I'm sorry to report that I'm leaning into TikToks (😬).
My most recent foray is on Desire Lines — the shortcuts created through active use rather than suggested design. These are also called desire paths, herd paths, or social trails. Oh, remember that I've been cataloging these over at my EverydayConcepts.io site!
The concept of desire lines is one of those where once you start to see it, you'll notice it everywhere.
I'm trying to be more abstract with my drawing, but it's essentially a picture of a sidewalk with a kink in it, where you have a brown path — a worn area created by people taking a shortcut instead.
Desire lines are not inherently "wrong" or harmful. They're helpful in figuring out patterns of use, preferences, shortcuts, all of it!
This concept's excellent because it's not limited to dirt pathways but is present in many aspects of life, society, and our lived experiences.
Sometimes usability testers will create heat maps these maps to understand the "shortcut" that our eyes (and subsequently our attention) take across a screen.

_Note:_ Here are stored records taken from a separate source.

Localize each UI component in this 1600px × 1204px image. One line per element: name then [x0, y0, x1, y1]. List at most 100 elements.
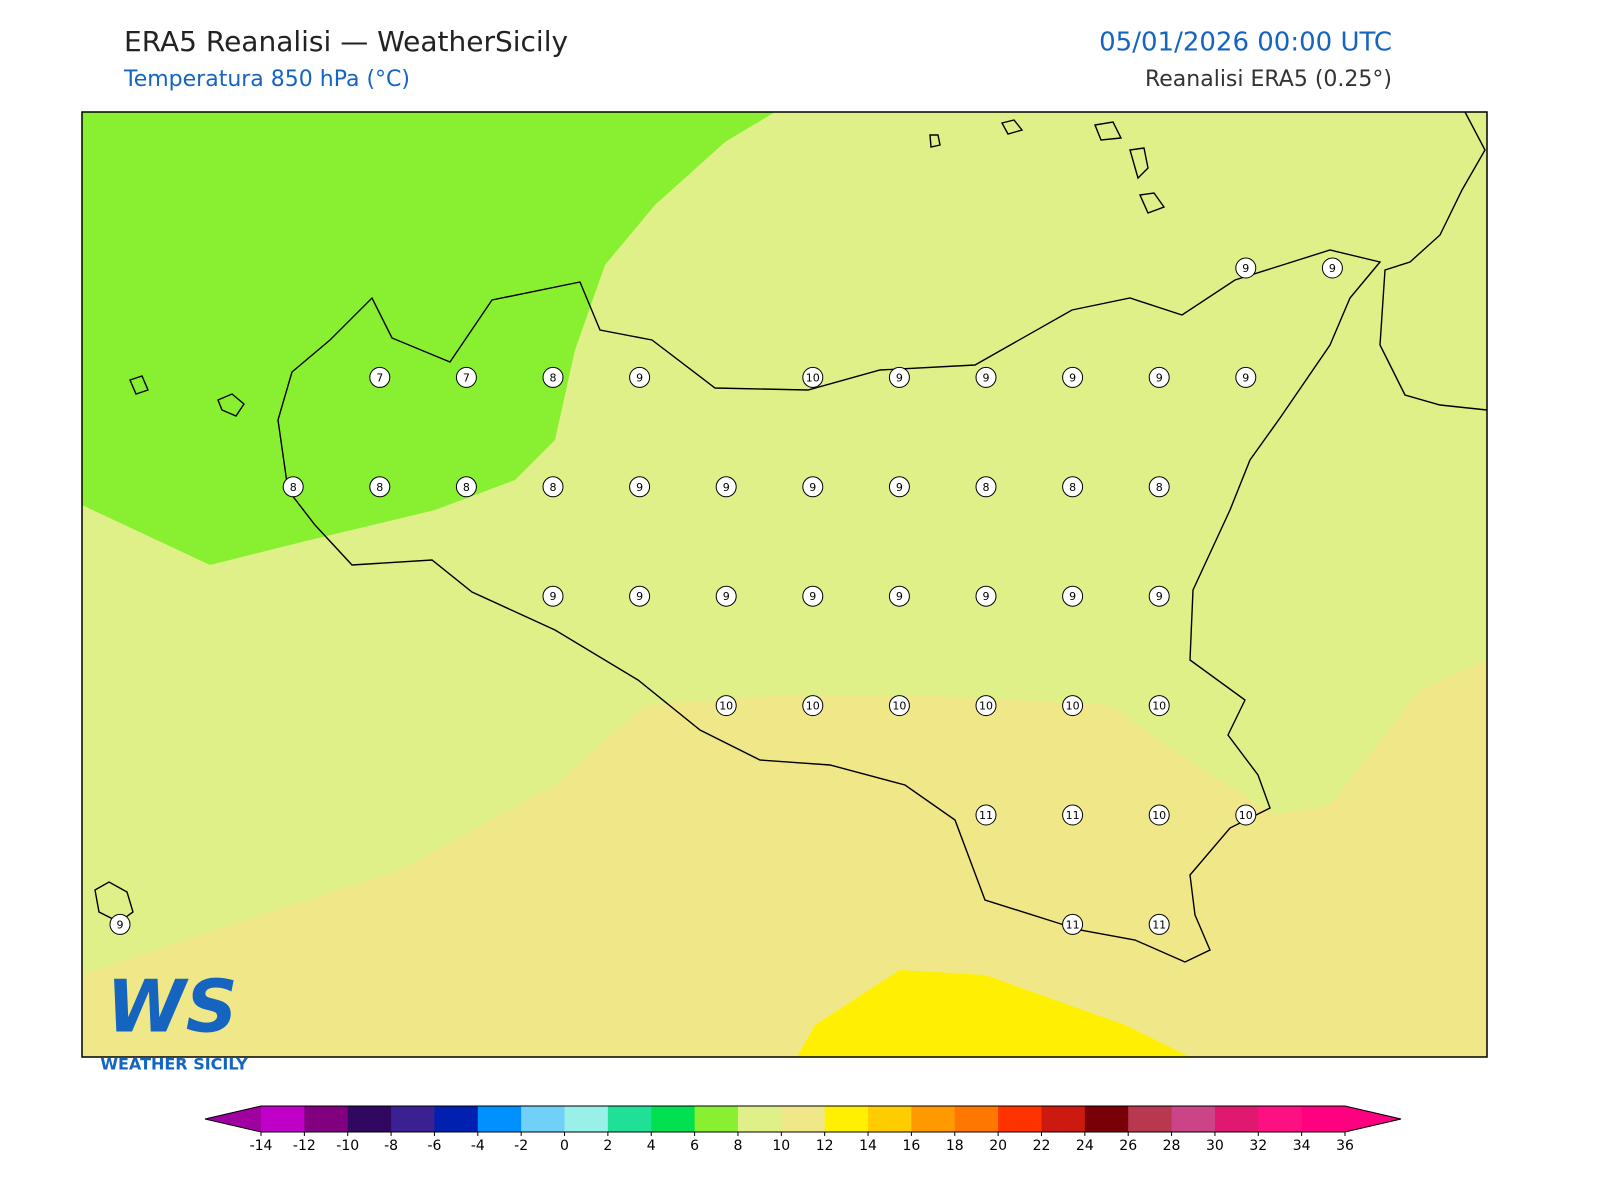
- point-marker: [975, 585, 997, 607]
- field-6-8: [82, 112, 775, 565]
- point-marker: [1148, 804, 1170, 826]
- colorbar: -14 -12 -10 -8 -6 -4 -2 0 2 4 6 8 10 12 14 16 18 20 22 24 26…: [204, 1105, 1402, 1154]
- point-marker: [1148, 476, 1170, 498]
- colorbar-bin: [824, 1106, 869, 1132]
- colorbar-bin: [651, 1106, 696, 1132]
- colorbar-bin: [521, 1106, 566, 1132]
- colorbar-tick-label: 34: [1293, 1138, 1311, 1154]
- colorbar-tick-label: -12: [293, 1138, 316, 1154]
- points: 9 9 7 7 8 9 10 9 9 9 9 9 8 8 8 8 9 9 9 9 8 8 8 9 9 9 9 9 9 9 9 10 10 10 10…: [109, 257, 1343, 935]
- colorbar-tick-label: 4: [647, 1138, 656, 1154]
- colorbar-tick-label: -4: [471, 1138, 485, 1154]
- colorbar-over: [1345, 1106, 1401, 1132]
- point-value: 9: [636, 590, 643, 603]
- colorbar-bin: [434, 1106, 479, 1132]
- point-marker: [802, 366, 824, 388]
- point-marker: [1062, 695, 1084, 717]
- point-value: 11: [1152, 918, 1166, 931]
- colorbar-tick-label: 20: [989, 1138, 1007, 1154]
- point-value: 10: [806, 700, 820, 713]
- point-marker: [888, 476, 910, 498]
- point-marker: [975, 366, 997, 388]
- point-value: 9: [1156, 590, 1163, 603]
- colorbar-tick-label: 26: [1119, 1138, 1137, 1154]
- colorbar-bin: [607, 1106, 652, 1132]
- calabria-coast: [1379, 111, 1488, 411]
- point-value: 9: [1069, 590, 1076, 603]
- colorbar-tick-label: -14: [250, 1138, 273, 1154]
- point-value: 9: [1242, 262, 1249, 275]
- colorbar-bin: [1084, 1106, 1129, 1132]
- colorbar-tick-label: 2: [603, 1138, 612, 1154]
- colorbar-bin: [1171, 1106, 1216, 1132]
- point-marker: [1235, 804, 1257, 826]
- point-marker: [1235, 366, 1257, 388]
- point-value: 8: [1156, 481, 1163, 494]
- colorbar-bin: [261, 1106, 305, 1132]
- colorbar-bin: [564, 1106, 609, 1132]
- colorbar-tick-label: 18: [946, 1138, 964, 1154]
- point-marker: [369, 476, 391, 498]
- title: ERA5 Reanalisi — WeatherSicily: [124, 25, 568, 58]
- point-value: 9: [117, 918, 124, 931]
- colorbar-bin: [954, 1106, 999, 1132]
- colorbar-bin: [477, 1106, 522, 1132]
- point-value: 8: [1069, 481, 1076, 494]
- point-marker: [455, 476, 477, 498]
- point-value: 9: [1329, 262, 1336, 275]
- point-value: 11: [1066, 809, 1080, 822]
- map: 9 9 7 7 8 9 10 9 9 9 9 9 8 8 8 8 9 9 9 9 8 8 8 9 9 9 9 9 9 9 9 10 10 10 10…: [81, 111, 1488, 1074]
- point-marker: [282, 476, 304, 498]
- colorbar-bin: [998, 1106, 1042, 1132]
- point-marker: [1062, 585, 1084, 607]
- colorbar-tick-label: 0: [560, 1138, 569, 1154]
- point-marker: [1321, 257, 1343, 279]
- colorbar-tick-label: 6: [690, 1138, 699, 1154]
- colorbar-bin: [1258, 1106, 1303, 1132]
- point-value: 10: [892, 700, 906, 713]
- point-marker: [1062, 913, 1084, 935]
- point-value: 11: [979, 809, 993, 822]
- point-marker: [629, 585, 651, 607]
- point-value: 9: [636, 481, 643, 494]
- point-value: 9: [983, 590, 990, 603]
- colorbar-bin: [737, 1106, 782, 1132]
- point-value: 9: [1242, 371, 1249, 384]
- point-value: 9: [809, 481, 816, 494]
- point-value: 10: [719, 700, 733, 713]
- point-value: 7: [463, 371, 470, 384]
- point-marker: [1148, 366, 1170, 388]
- field-10-12: [82, 660, 1487, 1057]
- point-value: 9: [983, 371, 990, 384]
- subtitle: Temperatura 850 hPa (°C): [123, 67, 410, 92]
- map-frame: [81, 111, 1488, 1058]
- point-value: 10: [979, 700, 993, 713]
- point-marker: [1062, 476, 1084, 498]
- point-value: 9: [636, 371, 643, 384]
- point-marker: [1062, 366, 1084, 388]
- point-marker: [1148, 695, 1170, 717]
- colorbar-bin: [911, 1106, 956, 1132]
- point-value: 10: [806, 371, 820, 384]
- point-marker: [1062, 804, 1084, 826]
- colorbar-tick-label: 36: [1336, 1138, 1354, 1154]
- colorbar-bin: [781, 1106, 826, 1132]
- point-marker: [109, 913, 131, 935]
- point-marker: [888, 585, 910, 607]
- point-value: 10: [1239, 809, 1253, 822]
- point-value: 9: [550, 590, 557, 603]
- point-marker: [542, 585, 564, 607]
- point-value: 8: [376, 481, 383, 494]
- point-value: 9: [809, 590, 816, 603]
- colorbar-tick-label: 32: [1249, 1138, 1267, 1154]
- point-value: 8: [290, 481, 297, 494]
- colorbar-bin: [1041, 1106, 1086, 1132]
- point-value: 9: [723, 590, 730, 603]
- point-value: 11: [1066, 918, 1080, 931]
- colorbar-tick-label: -6: [427, 1138, 441, 1154]
- point-value: 10: [1152, 809, 1166, 822]
- point-value: 9: [1156, 371, 1163, 384]
- point-marker: [1235, 257, 1257, 279]
- logo: WS WEATHER SICILY: [100, 965, 248, 1074]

There's even a fun little Subreddit, DesirePath, with plenty of excellent examples — and lots from surprising contexts!
Desire lines don't always help us establish the best way to go from point A to point B. Sometimes those shortcuts have real costs associated with them, and sometimes those costs can be more than just getting your shoes dirty. Everything from the shortcuts we take in food (delivery over preparation) to habits (the shortest route to working out 3x per week is just not to do it!) What's fastest might not be what's best.
I love the concept of desire lines in daily life because it shows us the world as it is and not how it's ideally designed. It's a reminder that we can rarely design systems entirely from the start and that preferences, efficiencies, and, yes, even laziness, will often guide their use.
Where do you find desire lines in your everyday life?
What Else I'm Reading
A dissenting view on the origins of the US's Right wing | Aeon Essays — This article is about the lost Cowboy Progressives. As someone who grew up in Kansas and remembers a streak of a democratic populism before it was subsumed by social conservatism and the right.
Agile and the Long Crisis of Software — One of the better place settings for Agile (software development) out there. The trends highlighted here are pernicious in DC, where folks are still catching up to "making their teams Agile" in the first place.
The Oral History of 'PCU', the Culture Wars Cult Classic — I think about this film more than I realized.
TikTok's Algorithm Spews Out Viral Villains - The Atlantic — Yeah, this is going to be a growing trend. It's like that Twitter line, "Each day on Twitter there is one main character. The goal is to never be it."
Snapchat has a new lens to help you learn the American Sign Language alphabet - The Verge — These are my favorite advances in technology.